Now in their 40s, the "Boys Of Crenshaw" all made it out of the neighborhood, though those who never brushed with fame are often better off than those who did. In addition to Strawberry, whose tragic passivity and self-destructive addictions have been relayed many times previously, Sokolove catches up with the other key position players. Former All-Star Chris Brown, the team's biggest weapon, was bounced from the majors after a notorious string of minor injuries and personal conflicts, but wound up a well-paid crane operator in Houston. Some have settled into workaday occupations like plumbing, military policing, and, in the oddest case, cooking kosher foods for Orthodox travel expeditions. Others are less fortunate, including the former catcher serving hard time for victimless felonies under California's "three strikes" initiative.

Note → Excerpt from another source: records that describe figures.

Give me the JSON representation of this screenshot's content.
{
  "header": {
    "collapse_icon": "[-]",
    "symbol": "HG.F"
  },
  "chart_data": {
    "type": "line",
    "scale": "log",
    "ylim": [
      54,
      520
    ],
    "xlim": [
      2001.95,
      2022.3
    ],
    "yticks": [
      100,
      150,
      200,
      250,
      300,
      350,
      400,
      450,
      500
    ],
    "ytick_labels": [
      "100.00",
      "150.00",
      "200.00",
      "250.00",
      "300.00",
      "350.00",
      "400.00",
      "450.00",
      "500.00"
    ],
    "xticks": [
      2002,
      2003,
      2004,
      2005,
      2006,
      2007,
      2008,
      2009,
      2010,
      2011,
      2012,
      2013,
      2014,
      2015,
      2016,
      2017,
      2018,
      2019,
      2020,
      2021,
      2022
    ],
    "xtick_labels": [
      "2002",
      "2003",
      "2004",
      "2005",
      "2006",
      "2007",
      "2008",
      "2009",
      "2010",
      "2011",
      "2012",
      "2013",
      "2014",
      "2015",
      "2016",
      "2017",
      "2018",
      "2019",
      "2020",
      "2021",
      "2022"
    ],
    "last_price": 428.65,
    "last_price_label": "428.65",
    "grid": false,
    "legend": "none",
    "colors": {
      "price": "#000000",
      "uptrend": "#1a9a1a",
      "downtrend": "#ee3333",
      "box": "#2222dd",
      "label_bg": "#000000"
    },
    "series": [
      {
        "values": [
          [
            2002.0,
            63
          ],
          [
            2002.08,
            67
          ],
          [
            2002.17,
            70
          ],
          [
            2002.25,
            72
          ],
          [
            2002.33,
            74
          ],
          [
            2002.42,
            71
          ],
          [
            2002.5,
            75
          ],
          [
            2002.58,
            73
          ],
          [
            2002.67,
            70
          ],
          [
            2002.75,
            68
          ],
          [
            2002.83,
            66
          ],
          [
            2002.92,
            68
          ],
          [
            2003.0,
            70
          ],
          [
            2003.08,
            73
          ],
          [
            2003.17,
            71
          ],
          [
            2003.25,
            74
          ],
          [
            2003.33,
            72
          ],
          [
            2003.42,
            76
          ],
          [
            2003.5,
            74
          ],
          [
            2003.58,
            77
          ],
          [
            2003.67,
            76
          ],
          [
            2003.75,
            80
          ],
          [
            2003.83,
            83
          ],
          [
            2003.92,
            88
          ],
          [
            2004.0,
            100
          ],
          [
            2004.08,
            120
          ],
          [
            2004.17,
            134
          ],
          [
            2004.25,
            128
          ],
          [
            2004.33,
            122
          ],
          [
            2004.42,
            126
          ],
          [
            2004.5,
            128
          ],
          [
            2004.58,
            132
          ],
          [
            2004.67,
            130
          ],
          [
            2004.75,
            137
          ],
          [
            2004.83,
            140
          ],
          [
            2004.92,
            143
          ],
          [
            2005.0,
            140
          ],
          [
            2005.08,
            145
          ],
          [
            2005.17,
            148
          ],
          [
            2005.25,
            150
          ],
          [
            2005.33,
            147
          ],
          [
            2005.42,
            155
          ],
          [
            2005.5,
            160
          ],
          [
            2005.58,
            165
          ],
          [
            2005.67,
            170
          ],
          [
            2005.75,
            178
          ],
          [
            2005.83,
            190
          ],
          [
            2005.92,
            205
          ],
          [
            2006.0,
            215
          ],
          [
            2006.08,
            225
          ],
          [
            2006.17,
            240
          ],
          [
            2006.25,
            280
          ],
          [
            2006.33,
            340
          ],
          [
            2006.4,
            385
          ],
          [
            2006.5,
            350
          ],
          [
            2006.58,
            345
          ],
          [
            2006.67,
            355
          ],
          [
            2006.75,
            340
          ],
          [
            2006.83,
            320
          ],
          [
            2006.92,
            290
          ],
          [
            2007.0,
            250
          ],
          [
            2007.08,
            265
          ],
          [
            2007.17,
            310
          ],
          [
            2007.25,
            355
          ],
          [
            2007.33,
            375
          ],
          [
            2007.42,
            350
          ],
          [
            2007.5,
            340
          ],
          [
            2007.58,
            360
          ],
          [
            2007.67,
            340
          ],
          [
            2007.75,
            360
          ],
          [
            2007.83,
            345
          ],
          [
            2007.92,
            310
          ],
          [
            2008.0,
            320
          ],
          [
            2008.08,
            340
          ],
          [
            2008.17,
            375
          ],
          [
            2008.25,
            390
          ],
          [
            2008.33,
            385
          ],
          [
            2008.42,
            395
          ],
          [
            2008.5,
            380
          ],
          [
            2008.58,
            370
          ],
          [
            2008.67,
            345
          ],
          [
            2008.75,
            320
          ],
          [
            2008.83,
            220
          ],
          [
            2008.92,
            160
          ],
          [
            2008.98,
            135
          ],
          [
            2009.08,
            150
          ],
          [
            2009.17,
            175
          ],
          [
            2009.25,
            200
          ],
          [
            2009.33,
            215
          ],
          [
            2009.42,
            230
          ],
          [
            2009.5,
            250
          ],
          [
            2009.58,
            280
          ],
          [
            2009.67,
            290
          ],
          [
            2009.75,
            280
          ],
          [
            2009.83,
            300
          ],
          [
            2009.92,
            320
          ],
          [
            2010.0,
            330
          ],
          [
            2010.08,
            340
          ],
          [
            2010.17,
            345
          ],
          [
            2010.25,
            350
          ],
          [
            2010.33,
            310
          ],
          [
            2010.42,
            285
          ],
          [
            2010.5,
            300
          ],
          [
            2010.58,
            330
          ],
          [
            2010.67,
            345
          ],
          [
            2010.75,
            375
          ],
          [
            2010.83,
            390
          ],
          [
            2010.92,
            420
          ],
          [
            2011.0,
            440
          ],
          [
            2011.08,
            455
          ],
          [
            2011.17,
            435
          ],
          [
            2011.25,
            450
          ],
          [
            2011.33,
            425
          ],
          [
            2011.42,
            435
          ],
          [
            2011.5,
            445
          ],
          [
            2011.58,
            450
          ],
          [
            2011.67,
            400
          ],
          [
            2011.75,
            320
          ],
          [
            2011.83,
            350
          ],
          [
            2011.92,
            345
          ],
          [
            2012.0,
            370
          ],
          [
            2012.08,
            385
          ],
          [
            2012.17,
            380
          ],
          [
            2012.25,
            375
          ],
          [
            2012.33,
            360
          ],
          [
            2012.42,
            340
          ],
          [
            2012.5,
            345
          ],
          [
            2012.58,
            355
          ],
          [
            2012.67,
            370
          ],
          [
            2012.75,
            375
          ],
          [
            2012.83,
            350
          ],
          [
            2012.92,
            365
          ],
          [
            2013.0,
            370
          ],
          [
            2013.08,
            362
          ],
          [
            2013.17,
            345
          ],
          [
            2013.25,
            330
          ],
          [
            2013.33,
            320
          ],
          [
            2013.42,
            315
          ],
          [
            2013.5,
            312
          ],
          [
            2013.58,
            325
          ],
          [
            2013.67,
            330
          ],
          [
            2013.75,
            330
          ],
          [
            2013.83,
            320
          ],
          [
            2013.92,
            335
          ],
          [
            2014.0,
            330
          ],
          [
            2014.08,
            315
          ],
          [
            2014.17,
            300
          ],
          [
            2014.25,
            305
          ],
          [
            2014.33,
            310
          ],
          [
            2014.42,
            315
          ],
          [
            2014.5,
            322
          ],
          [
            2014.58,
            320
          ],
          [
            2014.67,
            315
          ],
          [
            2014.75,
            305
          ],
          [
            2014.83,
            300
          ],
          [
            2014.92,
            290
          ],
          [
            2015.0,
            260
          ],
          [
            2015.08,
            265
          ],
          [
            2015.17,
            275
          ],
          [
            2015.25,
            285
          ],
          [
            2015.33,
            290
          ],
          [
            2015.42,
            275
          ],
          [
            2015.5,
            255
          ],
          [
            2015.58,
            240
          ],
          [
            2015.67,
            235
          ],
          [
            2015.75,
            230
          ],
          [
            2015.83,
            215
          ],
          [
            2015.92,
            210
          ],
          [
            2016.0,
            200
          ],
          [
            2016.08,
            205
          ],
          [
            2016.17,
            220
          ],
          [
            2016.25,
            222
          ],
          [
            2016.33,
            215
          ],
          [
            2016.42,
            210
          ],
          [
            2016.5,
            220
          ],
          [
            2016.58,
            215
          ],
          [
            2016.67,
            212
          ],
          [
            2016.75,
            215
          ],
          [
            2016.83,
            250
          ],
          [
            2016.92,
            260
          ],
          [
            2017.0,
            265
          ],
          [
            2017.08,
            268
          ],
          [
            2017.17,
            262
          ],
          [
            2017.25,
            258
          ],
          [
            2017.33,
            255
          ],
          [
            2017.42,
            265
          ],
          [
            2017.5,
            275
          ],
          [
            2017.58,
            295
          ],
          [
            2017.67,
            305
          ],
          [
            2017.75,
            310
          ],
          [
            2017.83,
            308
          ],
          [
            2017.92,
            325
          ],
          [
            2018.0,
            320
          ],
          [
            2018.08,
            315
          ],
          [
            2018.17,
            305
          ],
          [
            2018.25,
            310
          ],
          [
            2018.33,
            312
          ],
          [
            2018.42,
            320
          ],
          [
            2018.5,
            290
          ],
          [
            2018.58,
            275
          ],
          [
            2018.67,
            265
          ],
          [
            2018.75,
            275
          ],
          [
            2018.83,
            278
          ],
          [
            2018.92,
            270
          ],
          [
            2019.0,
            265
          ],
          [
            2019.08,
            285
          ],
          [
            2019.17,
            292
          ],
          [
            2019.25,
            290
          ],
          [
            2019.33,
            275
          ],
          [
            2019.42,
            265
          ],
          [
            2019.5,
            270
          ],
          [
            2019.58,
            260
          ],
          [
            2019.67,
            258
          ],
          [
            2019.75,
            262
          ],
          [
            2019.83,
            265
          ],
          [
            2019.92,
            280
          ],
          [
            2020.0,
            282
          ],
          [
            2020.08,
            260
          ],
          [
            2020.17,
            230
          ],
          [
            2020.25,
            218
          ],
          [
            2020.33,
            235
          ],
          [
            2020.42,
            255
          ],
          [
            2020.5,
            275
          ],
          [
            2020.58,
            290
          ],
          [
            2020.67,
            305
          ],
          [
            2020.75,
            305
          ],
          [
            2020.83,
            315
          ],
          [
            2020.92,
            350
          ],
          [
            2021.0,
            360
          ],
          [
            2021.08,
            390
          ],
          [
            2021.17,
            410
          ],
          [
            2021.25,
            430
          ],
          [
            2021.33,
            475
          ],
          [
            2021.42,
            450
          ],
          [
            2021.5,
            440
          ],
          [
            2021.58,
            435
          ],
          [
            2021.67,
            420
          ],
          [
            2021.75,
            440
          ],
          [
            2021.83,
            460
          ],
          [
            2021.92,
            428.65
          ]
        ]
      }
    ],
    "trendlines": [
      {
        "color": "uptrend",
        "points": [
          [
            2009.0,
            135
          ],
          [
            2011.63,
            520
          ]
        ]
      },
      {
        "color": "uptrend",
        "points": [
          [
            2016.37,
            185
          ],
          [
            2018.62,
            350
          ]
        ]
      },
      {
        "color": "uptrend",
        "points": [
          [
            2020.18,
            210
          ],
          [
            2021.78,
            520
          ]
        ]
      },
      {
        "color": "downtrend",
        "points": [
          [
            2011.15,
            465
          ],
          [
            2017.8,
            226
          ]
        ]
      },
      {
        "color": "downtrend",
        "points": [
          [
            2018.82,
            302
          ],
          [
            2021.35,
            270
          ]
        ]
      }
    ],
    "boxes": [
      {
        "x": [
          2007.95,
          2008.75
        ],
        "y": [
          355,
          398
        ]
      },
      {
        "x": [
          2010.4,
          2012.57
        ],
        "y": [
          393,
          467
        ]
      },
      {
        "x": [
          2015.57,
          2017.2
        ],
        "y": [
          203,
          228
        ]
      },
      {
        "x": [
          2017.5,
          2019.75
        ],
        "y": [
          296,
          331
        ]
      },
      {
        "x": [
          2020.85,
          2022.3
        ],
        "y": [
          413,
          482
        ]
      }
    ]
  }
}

Sokolove has written about the other side of the diamond before in Hustle: The Myth, Life, And Lies Of Pete Rose, and his plainspoken, journalistic writing style steers clear of the fussy prose and scene-setting that dogs other baseball books. Even if it had nothing to do with the game, even if Sokolove had just followed the varied trajectories of nine random friends from the Crenshaw yearbook, The Ticket Out would still make a fine survey of poverty and race in America. But by clinging to a long-shot dream, the Boys Of Crenshaw encountered a humbling reality that's all the more poignant. Sokolove notes that nearly all of them still refer to themselves as "blessed." Considering the oft-wide disparity between their hopes at age 18 and their middle-age struggles, the word testifies to a remarkably abiding spirit.